Pero ello significa renunciar a cuotas y porcentajes, un más o menos de vocales o miembros etiquetados, asumiendo la necesidad de que el mal llamado tercer poder deje de estar vinculado a asociaciones con posicionamientos lejanos del escueto ius dicere, y judicantes que, dado rótulo y adscripción, se muestran a veces demasiado afines a ciertos partidos o causas, en lugar de estar al servicio del ciudadano en el esforzado día a día de salas y tribunales.
Alardeando el PP de primera fuerza de la oposición, se hace difícil entender cómo el gestor Feijóo, gallego él y elevado poco menos que en loor de santidad al liderazgo de su partido, cayó en la trampa de avenirse a negociar la renovación, un decir, del CGPJ, fuera de la errata BOE solapada que hizo historia en aquella época de felipismo y corrupción, desde la bula absoluta del PSOE del clan de la tortilla, celebrado ahora con el dúo Sánchez/González para bochorno de propios y extraños. El poder judicial, yendo aun como metáfora al período más funesto de nuestra reciente historia, lleva décadas ejerciendo sin que el PP con sus mayorías, igual que la Europa hipócrita, movieran un dedo para corregir la penosa situación de uno de los pilares de nuestro Estado de derecho.
El poder judicial, incluso mediando el noble de toga Montesquieu, no fue jamás otra cosa que instancia sujeta al poder político, ejecutivo o ministerial en expresión de J. Locke, padre espiritual de la división de poderes y la doctrina liberal. A diferencia de una derecha conservadora por aquí frecuentemente desnortada, la izquierda hace tiempo intuyó que lo judicial es filfa, y que bien puede quedar reducido a candelero de una élite funcionarial, cuyo estatus dependería de los servicios prestados al poder sin adjetivo, es decir, político con arreglo a un mayor o menor marchamo democrático.

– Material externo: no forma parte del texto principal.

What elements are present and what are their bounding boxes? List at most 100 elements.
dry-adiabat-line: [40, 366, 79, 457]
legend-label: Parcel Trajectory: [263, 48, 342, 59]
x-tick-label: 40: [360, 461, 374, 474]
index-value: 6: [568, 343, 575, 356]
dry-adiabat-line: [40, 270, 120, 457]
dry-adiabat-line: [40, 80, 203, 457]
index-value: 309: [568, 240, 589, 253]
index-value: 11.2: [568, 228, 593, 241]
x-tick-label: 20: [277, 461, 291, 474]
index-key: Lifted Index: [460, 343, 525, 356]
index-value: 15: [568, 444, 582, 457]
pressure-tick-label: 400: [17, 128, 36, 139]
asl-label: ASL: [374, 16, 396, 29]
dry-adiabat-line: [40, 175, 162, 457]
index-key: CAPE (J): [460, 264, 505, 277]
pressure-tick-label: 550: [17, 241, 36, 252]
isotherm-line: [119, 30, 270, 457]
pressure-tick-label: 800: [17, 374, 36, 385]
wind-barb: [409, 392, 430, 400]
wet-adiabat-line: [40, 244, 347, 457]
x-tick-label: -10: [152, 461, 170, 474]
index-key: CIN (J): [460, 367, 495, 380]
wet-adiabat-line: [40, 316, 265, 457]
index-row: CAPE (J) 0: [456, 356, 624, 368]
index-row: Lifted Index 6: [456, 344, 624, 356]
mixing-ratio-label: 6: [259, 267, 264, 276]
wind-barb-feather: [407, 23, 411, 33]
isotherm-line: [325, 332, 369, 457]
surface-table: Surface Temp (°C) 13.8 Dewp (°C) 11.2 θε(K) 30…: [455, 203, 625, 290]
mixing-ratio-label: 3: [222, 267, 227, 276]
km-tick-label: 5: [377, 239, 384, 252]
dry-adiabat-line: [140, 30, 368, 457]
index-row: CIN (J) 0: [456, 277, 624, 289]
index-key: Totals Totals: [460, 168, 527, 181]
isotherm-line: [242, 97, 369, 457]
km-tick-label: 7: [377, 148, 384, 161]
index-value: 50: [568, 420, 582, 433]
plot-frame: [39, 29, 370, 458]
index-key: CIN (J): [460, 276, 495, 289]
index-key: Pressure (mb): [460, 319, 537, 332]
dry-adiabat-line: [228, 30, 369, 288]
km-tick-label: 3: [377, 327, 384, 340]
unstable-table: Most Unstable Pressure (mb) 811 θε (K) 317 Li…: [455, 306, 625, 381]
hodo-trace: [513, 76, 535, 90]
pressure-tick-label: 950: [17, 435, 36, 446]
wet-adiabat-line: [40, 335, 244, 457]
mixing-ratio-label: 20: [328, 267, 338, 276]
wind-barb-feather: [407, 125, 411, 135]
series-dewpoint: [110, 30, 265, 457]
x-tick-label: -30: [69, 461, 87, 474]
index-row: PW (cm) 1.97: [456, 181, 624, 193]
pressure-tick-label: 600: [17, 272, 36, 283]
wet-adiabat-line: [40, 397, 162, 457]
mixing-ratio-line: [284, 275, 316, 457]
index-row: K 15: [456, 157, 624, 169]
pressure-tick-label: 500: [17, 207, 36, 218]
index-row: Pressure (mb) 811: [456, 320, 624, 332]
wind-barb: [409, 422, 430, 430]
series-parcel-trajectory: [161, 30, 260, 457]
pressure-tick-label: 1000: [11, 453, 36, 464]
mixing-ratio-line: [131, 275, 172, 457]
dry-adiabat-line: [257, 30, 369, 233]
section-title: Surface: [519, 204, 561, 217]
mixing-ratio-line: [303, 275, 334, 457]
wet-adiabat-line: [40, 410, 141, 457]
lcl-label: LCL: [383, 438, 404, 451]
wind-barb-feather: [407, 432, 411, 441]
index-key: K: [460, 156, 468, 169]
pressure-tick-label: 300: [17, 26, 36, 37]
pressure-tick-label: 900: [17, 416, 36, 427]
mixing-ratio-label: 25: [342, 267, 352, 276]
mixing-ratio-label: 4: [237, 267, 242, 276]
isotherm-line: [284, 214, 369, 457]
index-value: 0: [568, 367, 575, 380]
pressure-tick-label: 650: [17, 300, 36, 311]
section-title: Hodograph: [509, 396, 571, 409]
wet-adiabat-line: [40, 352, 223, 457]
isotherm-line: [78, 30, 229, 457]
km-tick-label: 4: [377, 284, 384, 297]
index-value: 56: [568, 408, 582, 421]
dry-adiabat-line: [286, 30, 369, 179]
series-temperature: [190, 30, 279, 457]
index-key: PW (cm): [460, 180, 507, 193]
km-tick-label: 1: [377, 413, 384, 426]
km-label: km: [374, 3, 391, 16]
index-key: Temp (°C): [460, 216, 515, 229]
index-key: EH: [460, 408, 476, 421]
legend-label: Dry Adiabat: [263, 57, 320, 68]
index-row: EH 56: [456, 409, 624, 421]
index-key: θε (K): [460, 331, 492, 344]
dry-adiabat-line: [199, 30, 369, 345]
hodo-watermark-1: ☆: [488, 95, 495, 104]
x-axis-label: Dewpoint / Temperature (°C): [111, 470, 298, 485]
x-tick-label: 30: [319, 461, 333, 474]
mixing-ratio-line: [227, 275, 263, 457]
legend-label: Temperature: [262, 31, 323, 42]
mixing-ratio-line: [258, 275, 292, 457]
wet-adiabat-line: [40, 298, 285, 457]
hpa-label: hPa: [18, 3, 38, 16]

De ahí el error, al margen de consideraciones sobre la posibilidad de que el poder judicial sea en verdad independiente, de entrar en negociaciones sobre nombres o siglas, cuando lo que está en juego es algo distinto. La Constitución del 78, hoy papel mojado después del recorrido felipista/sanchista, puede decir lo que quiera acerca del número, un más o un menos, respecto a la composición del CGPJ. Aun desde la inevitable prevalencia de lo político, de lo que se trata es de los jueces sin más. Como estricto poder del Estado, la judicatura debe regirse por severos criterios profesionales y meritocráticos, en lo que respecta a titularidad y formación de sus órganos, hasta llegar a la cima de nuestro único Alto Tribunal, no otro que el Supremo por encima del hoy cuestionado Tribunal Constitucional.
Pero ello significa renunciar a cuotas y porcentajes, un más o menos de vocales o miembros etiquetados, asumiendo la necesidad de que el mal llamado tercer poder deje de estar vinculado a asociaciones con posicionamientos lejanos del escueto ius dicere, y judicantes que, dado rótulo y adscripción, se muestran a veces demasiado afines a ciertos partidos o causas, en lugar de estar al servicio del ciudadano en el esforzado día a día de salas y tribunales.